2007年6月16日(土) 21時35分(タイ時間)
【タイ】バンコクの王宮前広場で15、16日の2日続けて1万人規模の反軍事政権集会があった。集会参加者が陸軍司令部やプレム枢密院議長(元首相)宅へのデモ行進を取り止めたことから、懸念されていた治安当局との衝突は起こらなかった。

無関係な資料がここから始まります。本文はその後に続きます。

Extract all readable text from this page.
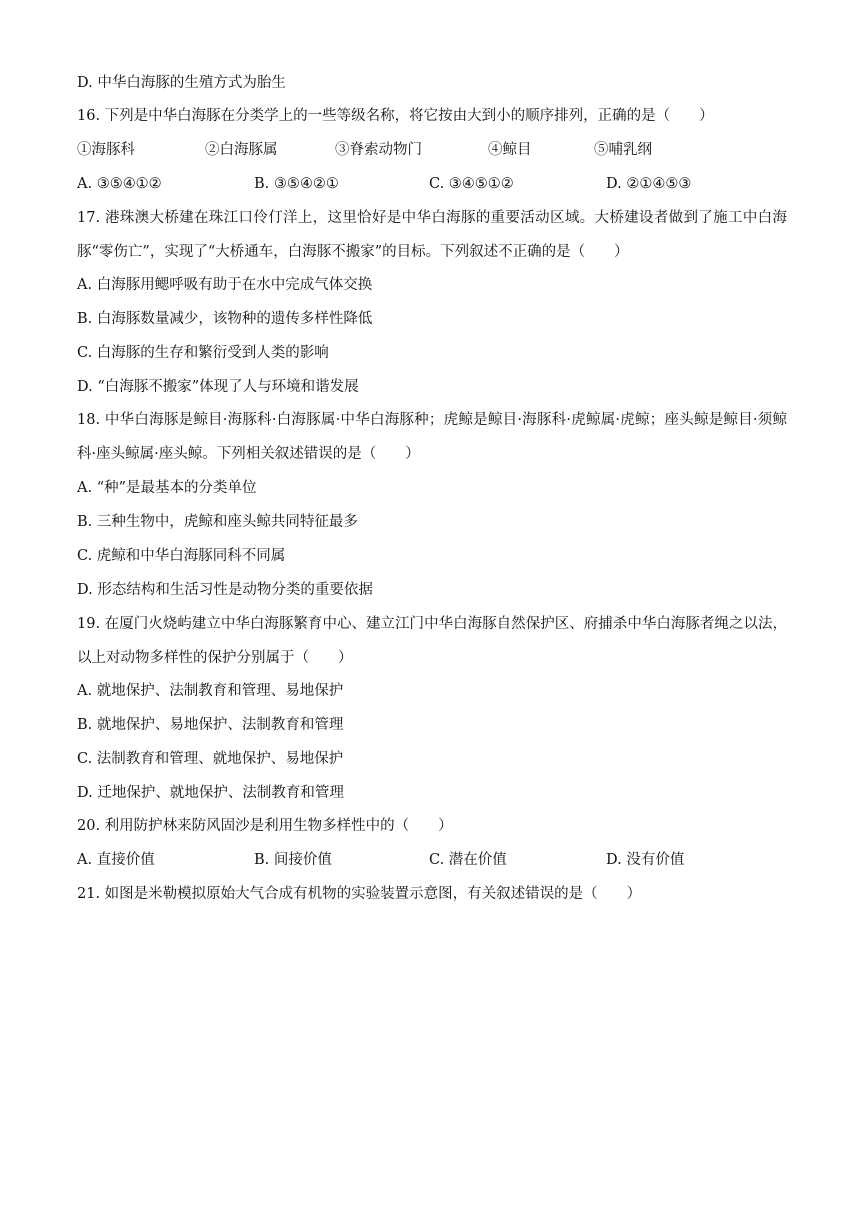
D. 中华白海豚的生殖方式为胎生
16. 下列是中华白海豚在分类学上的一些等级名称，将它按由大到小的顺序排列，正确的是（　　）
①海豚科	②白海豚属	③脊索动物门	④鲸目	⑤哺乳纲
A. ③⑤④①②	B. ③⑤④②①	C. ③④⑤①②	D. ②①④⑤③
17. 港珠澳大桥建在珠江口伶仃洋上，这里恰好是中华白海豚的重要活动区域。大桥建设者做到了施工中白海豚“零伤亡”，实现了“大桥通车，白海豚不搬家”的目标。下列叙述不正确的是（　　）
A. 白海豚用鳃呼吸有助于在水中完成气体交换
B. 白海豚数量减少，该物种的遗传多样性降低
C. 白海豚的生存和繁衍受到人类的影响
D. “白海豚不搬家”体现了人与环境和谐发展
18. 中华白海豚是鲸目·海豚科·白海豚属·中华白海豚种；虎鲸是鲸目·海豚科·虎鲸属·虎鲸；座头鲸是鲸目·须鲸科·座头鲸属·座头鲸。下列相关叙述错误的是（　　）
A. “种”是最基本的分类单位
B. 三种生物中，虎鲸和座头鲸共同特征最多
C. 虎鲸和中华白海豚同科不同属
D. 形态结构和生活习性是动物分类的重要依据
19. 在厦门火烧屿建立中华白海豚繁育中心、建立江门中华白海豚自然保护区、府捕杀中华白海豚者绳之以法，以上对动物多样性的保护分别属于（　　）
A. 就地保护、法制教育和管理、易地保护
B. 就地保护、易地保护、法制教育和管理
C. 法制教育和管理、就地保护、易地保护
D. 迁地保护、就地保护、法制教育和管理
20. 利用防护林来防风固沙是利用生物多样性中的（　　）
A. 直接价值	B. 间接价值	C. 潜在价值	D. 没有价值
21. 如图是米勒模拟原始大气合成有机物的实验装置示意图，有关叙述错误的是（　　）
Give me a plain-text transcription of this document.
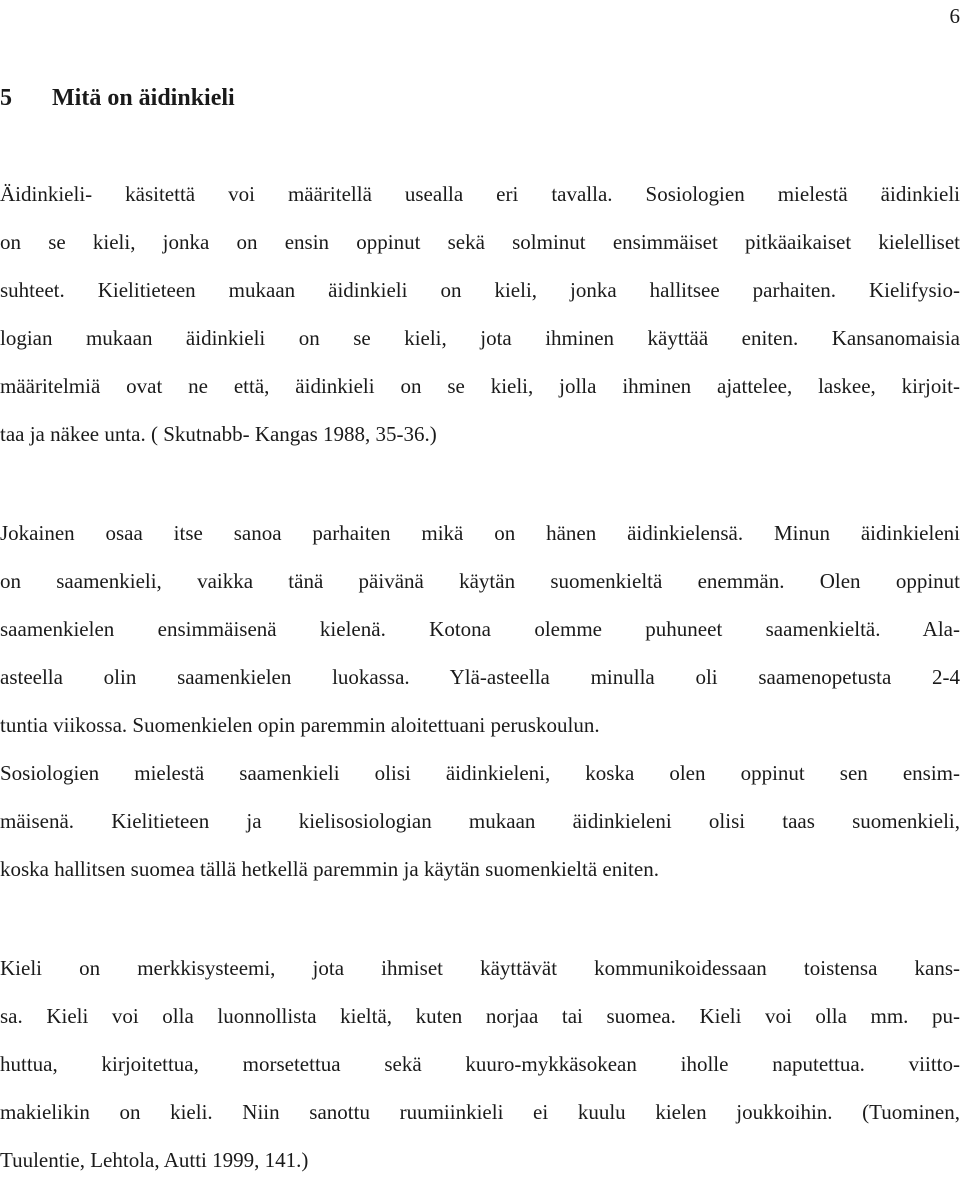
6
5 Mitä on äidinkieli
Äidinkieli- käsitettä voi määritellä usealla eri tavalla. Sosiologien mielestä äidinkieli
on se kieli, jonka on ensin oppinut sekä solminut ensimmäiset pitkäaikaiset kielelliset
suhteet. Kielitieteen mukaan äidinkieli on kieli, jonka hallitsee parhaiten. Kielifysio-
logian mukaan äidinkieli on se kieli, jota ihminen käyttää eniten. Kansanomaisia
määritelmiä ovat ne että, äidinkieli on se kieli, jolla ihminen ajattelee, laskee, kirjoit-
taa ja näkee unta. ( Skutnabb- Kangas 1988, 35-36.)
Jokainen osaa itse sanoa parhaiten mikä on hänen äidinkielensä. Minun äidinkieleni
on saamenkieli, vaikka tänä päivänä käytän suomenkieltä enemmän. Olen oppinut
saamenkielen ensimmäisenä kielenä. Kotona olemme puhuneet saamenkieltä. Ala-
asteella olin saamenkielen luokassa. Ylä-asteella minulla oli saamenopetusta 2-4
tuntia viikossa. Suomenkielen opin paremmin aloitettuani peruskoulun.
Sosiologien mielestä saamenkieli olisi äidinkieleni, koska olen oppinut sen ensim-
mäisenä. Kielitieteen ja kielisosiologian mukaan äidinkieleni olisi taas suomenkieli,
koska hallitsen suomea tällä hetkellä paremmin ja käytän suomenkieltä eniten.
Kieli on merkkisysteemi, jota ihmiset käyttävät kommunikoidessaan toistensa kans-
sa. Kieli voi olla luonnollista kieltä, kuten norjaa tai suomea. Kieli voi olla mm. pu-
huttua, kirjoitettua, morsetettua sekä kuuro-mykkäsokean iholle naputettua. viitto-
makielikin on kieli. Niin sanottu ruumiinkieli ei kuulu kielen joukkoihin. (Tuominen,
Tuulentie, Lehtola, Autti 1999, 141.)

 16日の集会では、昨年9月のクーデターで追放されたタクシン前首相の録画映像が会場に設置されたスクリーンに約30分流された。タクシン氏は、軍政による同氏一族の資産凍結を非難、汚職容疑を晴らすため帰国する考えを示した。また、12月に80歳の誕生日を迎えるプミポン・タイ国王のために、争いを止めようと呼びかけた。

 集会主催者は17日の集会で5万人を集めると豪語していたが、参加者は前日を下回ったもよう。陸軍司令部へのデモ行進は取り止めになり、雨が降ったことから、午後10時ごろ散会した。

 一方、昨年の反タクシン街頭デモを指揮した実業家のソンティ・リムトーンクン氏は17日朝、反軍政、親タクシン派に対抗する集会をバンコクのアナンタサマーコム宮殿前広場で開き、前野党・民主党幹部ら支持者約2000人が集まった。